Пару раз мы виделись на литературных вечерах, чаще переписывались и перезванивались, но первая наша продолжительная встреча произошла после того, как она ушла от мужа.

Она как раз готовилась к записи на фирме «Бардик». Это была престижная фирма, и Джинни много лет добивалась возможности записать на ней собственную пластинку, как в свое время это сделали Йитс, Дилан Томас и Оден.

— Я буду вторым пока еще живым поэтом, который запишется у них, — радостно сообщила она, когда мы встретились с ней в гостинице «Алгонквин». Но она недолго оставалась в живых. Когда пластинка вышла, ее уже не было с нами.

В день записи она была как на иголках. Она страшно похудела после развода с мужем, с которым прожила двадцать пять лет. Дети ее были далеко — учились в колледже. И буквально накануне ее бросил любовник, красивый женатый мужчина из породы тех мятежных, но быстро остывающих поэтов, которые влюбляются в известных поэтесс, клянутся им в вечной любви, а потом возвращаются домой, к своей жене, собаке, недвижимости. Безвольный. Слабохарактерный.


— Какие же слабоки эти современные мужчины, — сказала Джинни. — Но разве можно их осуждать? Я и сама нередко испытываю страх, — и ее смех рассыпался, словно мелкие камешки, ударившиеся в оконное стекло.

Она была охвачена каким-то истерическим весельем. Она пила «Столичную» со льдом и лимонным соком, то кидаясь искать залетавшие под кровать листы со стихами, то наполняя стаканы, то отвечая на телефонные звонки, и казалось, что в комнате мы не одни, что в ней буквально толпы народа. Время от времени ее огромные голубые глаза останавливались на мне, и она говорила:

— Извини, пожалуйста, извини меня за то, что я сегодня такая безумная, — но потом вновь начинала свое беспорядочное кружение.

Только зря она извинялась: я все равно любила ее. Такая доверчивость, такая беззащитность была в этих огромных глазах, что ей можно было простить все.
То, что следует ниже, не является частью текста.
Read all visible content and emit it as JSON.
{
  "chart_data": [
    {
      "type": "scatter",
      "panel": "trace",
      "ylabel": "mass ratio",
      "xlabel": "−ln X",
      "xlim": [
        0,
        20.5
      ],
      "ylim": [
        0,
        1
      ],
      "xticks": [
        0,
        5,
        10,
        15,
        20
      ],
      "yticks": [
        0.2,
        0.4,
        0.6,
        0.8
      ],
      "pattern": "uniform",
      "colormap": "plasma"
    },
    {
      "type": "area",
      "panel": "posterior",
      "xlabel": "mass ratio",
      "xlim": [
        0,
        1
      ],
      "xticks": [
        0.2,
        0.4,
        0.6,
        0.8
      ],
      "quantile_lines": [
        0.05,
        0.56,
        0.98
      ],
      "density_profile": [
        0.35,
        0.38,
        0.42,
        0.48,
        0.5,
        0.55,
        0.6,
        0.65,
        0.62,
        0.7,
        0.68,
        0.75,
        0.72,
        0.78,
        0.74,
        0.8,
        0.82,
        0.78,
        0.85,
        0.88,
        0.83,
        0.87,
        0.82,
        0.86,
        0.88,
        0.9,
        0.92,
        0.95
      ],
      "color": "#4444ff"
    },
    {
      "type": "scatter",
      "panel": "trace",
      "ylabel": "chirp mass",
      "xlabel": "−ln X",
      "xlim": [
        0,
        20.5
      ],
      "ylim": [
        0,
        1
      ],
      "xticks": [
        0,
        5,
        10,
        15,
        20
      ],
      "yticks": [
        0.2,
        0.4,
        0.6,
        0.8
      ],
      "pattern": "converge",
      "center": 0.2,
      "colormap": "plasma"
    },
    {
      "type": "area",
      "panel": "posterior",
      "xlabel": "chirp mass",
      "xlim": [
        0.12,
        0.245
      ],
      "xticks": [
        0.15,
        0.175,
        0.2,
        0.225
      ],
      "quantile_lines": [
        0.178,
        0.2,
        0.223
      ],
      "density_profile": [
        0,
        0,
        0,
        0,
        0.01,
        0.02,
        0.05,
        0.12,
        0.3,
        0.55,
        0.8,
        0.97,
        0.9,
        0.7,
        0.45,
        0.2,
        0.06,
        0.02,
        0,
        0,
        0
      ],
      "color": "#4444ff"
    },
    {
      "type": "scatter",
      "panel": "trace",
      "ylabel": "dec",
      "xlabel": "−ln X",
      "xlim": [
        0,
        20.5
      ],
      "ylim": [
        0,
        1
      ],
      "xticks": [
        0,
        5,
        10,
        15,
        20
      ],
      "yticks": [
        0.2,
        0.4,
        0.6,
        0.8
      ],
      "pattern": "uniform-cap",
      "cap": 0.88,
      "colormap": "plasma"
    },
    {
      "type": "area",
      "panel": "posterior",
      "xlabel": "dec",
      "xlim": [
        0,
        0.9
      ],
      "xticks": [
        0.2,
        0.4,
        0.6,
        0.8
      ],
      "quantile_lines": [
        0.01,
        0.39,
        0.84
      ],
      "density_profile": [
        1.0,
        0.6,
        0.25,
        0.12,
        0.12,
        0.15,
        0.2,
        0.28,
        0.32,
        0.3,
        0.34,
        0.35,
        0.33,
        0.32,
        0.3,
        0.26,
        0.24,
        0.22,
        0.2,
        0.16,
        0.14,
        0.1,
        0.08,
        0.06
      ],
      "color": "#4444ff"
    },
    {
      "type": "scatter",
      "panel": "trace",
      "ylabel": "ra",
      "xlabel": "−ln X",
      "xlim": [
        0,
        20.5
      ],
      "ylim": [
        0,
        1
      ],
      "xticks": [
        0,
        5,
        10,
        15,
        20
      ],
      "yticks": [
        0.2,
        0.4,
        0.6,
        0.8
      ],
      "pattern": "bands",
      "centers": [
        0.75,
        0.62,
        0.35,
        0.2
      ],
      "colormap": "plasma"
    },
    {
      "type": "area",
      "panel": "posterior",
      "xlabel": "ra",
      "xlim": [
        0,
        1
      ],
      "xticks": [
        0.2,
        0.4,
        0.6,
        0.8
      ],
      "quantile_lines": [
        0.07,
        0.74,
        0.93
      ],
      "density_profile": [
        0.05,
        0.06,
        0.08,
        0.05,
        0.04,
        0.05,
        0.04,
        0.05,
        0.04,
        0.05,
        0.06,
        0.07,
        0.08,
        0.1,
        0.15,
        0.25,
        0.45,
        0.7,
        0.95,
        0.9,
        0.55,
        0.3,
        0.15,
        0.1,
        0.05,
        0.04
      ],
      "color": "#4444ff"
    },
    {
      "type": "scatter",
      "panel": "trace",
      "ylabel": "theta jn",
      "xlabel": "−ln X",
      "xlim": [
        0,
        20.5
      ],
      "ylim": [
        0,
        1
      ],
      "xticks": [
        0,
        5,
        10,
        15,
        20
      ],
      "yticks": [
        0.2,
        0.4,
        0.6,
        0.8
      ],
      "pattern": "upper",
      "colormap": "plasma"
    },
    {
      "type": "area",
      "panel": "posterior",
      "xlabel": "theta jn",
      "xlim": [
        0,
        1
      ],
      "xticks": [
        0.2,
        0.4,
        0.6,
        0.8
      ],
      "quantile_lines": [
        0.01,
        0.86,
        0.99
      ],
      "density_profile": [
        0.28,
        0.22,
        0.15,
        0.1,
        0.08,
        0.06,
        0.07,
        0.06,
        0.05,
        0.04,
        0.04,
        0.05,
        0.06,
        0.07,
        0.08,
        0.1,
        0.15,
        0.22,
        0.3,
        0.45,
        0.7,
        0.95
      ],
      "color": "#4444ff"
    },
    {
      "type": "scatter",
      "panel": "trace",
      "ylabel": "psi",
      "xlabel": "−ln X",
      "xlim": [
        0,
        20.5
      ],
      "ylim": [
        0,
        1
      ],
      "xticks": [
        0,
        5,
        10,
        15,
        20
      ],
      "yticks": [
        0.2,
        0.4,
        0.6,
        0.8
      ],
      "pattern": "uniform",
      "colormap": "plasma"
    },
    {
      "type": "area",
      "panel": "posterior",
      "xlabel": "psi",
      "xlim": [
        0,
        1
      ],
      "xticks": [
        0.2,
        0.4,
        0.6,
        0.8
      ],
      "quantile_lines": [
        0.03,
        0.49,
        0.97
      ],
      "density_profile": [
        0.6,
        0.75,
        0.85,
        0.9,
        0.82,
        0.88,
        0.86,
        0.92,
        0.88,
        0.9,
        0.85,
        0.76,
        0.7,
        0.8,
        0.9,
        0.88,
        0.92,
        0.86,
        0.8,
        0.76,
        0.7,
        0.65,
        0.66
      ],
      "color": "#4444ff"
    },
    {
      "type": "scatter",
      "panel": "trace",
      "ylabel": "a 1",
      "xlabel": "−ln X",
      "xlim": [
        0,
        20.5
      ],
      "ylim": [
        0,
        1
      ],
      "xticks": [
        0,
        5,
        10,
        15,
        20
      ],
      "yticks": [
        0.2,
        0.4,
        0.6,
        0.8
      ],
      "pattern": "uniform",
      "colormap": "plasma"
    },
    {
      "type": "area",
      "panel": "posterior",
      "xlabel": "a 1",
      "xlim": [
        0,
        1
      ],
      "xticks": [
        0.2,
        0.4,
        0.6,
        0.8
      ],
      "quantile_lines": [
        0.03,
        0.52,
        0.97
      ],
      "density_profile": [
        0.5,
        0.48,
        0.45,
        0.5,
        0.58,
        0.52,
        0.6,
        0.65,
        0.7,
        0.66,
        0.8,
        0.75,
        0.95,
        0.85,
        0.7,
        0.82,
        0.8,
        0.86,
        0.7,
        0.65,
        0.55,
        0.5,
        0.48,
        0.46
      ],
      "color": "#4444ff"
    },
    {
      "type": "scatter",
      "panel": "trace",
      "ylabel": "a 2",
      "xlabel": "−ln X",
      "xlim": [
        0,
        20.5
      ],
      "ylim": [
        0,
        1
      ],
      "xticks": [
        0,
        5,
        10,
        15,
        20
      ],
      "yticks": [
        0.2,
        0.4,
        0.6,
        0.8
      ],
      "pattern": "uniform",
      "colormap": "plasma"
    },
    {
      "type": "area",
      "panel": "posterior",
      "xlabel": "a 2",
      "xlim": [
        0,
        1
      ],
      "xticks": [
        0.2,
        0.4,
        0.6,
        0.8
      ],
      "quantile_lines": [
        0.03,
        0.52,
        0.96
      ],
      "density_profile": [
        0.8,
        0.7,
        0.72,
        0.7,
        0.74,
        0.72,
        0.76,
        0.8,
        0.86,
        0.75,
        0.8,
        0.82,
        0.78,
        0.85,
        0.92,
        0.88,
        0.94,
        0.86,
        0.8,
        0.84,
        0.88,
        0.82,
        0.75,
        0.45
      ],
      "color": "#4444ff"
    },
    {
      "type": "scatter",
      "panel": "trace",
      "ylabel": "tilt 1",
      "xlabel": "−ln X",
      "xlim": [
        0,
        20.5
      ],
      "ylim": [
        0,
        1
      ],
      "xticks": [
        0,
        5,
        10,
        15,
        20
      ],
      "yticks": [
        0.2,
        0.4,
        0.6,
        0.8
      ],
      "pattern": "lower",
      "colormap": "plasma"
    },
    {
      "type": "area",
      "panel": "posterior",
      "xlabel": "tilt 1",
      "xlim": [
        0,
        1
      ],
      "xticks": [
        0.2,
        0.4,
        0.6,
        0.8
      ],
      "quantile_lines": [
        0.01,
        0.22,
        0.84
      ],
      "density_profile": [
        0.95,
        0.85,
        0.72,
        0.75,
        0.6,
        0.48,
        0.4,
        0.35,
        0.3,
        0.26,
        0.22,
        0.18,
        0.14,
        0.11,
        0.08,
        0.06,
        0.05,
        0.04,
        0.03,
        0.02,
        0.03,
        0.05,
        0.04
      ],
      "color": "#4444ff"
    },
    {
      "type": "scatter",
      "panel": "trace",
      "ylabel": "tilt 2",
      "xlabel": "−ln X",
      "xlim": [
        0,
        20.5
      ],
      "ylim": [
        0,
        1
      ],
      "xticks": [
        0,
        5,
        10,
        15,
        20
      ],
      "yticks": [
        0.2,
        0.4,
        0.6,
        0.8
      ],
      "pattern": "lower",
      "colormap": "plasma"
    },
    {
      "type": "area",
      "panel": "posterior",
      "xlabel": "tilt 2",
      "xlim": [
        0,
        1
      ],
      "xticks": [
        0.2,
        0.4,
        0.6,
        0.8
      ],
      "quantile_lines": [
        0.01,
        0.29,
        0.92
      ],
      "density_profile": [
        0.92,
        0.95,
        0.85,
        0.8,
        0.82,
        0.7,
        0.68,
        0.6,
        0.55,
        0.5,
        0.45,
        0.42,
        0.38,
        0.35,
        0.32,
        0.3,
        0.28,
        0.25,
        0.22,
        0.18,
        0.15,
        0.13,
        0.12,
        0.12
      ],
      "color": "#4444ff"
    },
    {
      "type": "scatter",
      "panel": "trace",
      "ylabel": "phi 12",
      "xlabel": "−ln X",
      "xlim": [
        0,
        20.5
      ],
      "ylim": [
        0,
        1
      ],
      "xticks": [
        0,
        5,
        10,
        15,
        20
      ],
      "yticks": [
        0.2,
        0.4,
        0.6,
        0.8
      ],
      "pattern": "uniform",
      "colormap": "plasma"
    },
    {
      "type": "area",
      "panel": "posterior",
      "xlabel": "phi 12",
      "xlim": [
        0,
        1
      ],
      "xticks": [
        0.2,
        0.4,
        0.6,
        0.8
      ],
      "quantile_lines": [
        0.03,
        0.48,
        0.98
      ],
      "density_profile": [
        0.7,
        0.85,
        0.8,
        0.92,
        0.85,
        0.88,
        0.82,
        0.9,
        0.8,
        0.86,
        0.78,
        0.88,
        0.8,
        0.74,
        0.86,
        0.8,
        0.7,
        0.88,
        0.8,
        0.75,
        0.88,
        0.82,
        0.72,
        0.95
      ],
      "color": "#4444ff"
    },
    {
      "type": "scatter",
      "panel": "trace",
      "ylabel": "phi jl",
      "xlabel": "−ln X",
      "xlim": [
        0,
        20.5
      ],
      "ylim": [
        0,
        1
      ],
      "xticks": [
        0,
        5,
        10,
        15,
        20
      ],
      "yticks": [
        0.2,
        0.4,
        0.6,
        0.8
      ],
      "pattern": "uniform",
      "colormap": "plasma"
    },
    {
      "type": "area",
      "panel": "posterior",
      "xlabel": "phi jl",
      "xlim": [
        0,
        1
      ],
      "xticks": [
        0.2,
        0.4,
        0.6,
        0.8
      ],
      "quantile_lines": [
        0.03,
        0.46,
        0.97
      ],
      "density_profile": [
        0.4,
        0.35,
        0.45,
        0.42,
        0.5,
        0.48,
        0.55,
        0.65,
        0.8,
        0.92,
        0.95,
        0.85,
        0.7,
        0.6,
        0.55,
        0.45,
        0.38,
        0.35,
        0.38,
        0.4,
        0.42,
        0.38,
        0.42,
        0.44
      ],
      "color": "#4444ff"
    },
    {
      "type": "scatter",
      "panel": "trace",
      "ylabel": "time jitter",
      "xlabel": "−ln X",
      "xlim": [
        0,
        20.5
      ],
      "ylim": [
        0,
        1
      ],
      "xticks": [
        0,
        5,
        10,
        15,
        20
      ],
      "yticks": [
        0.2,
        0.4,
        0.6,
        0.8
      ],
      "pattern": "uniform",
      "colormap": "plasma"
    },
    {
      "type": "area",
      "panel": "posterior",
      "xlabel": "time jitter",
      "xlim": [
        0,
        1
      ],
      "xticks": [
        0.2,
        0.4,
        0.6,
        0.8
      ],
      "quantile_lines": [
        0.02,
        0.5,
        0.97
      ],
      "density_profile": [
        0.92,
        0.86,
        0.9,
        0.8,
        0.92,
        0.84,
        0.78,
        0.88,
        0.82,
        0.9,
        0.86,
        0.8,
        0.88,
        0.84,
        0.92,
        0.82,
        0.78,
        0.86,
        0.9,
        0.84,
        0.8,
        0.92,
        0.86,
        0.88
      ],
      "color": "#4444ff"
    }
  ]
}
Кроме того, я на себе испытала то чувство растерянности и безотчетного страха, которое просыпается, едва успеваешь попасть в гостиничный номер. Мне так хотелось обнять ее, приласкать, утешить, сказать ей, что все будет хорошо. Наша встреча происходила незадолго до того, как Беннет рассказал мне о своей измене, и, переживая вместе с Джинни трагедию ее семейной жизни, я подсознательно проецировала это на себя. Я хотела защитить ее ради себя самой, чтобы самой почувствовать себя в безопасности.

— Я ничего не вижу, — вдруг заявила она, глядя в одну из своих первых книг. — Буквы расплываются перед глазами! Ты только представь себе: столько лет я добивалась этой записи, этой пластинки, этой жалкой подачки «Бардика», а теперь ничего не вижу! Как Гомер! Вот она, успехобоязнь! Все мои аналитики были убеждены, что у меня комплекс неудачника.

Ее голос звучал глухо, но резко. Это был голос сибиллы, голос дельфийского оракула. Те жевали лавровый лист, она пила «Столичную», что, в сущности, одно и то же. Чтобы воздействовать на подсознание.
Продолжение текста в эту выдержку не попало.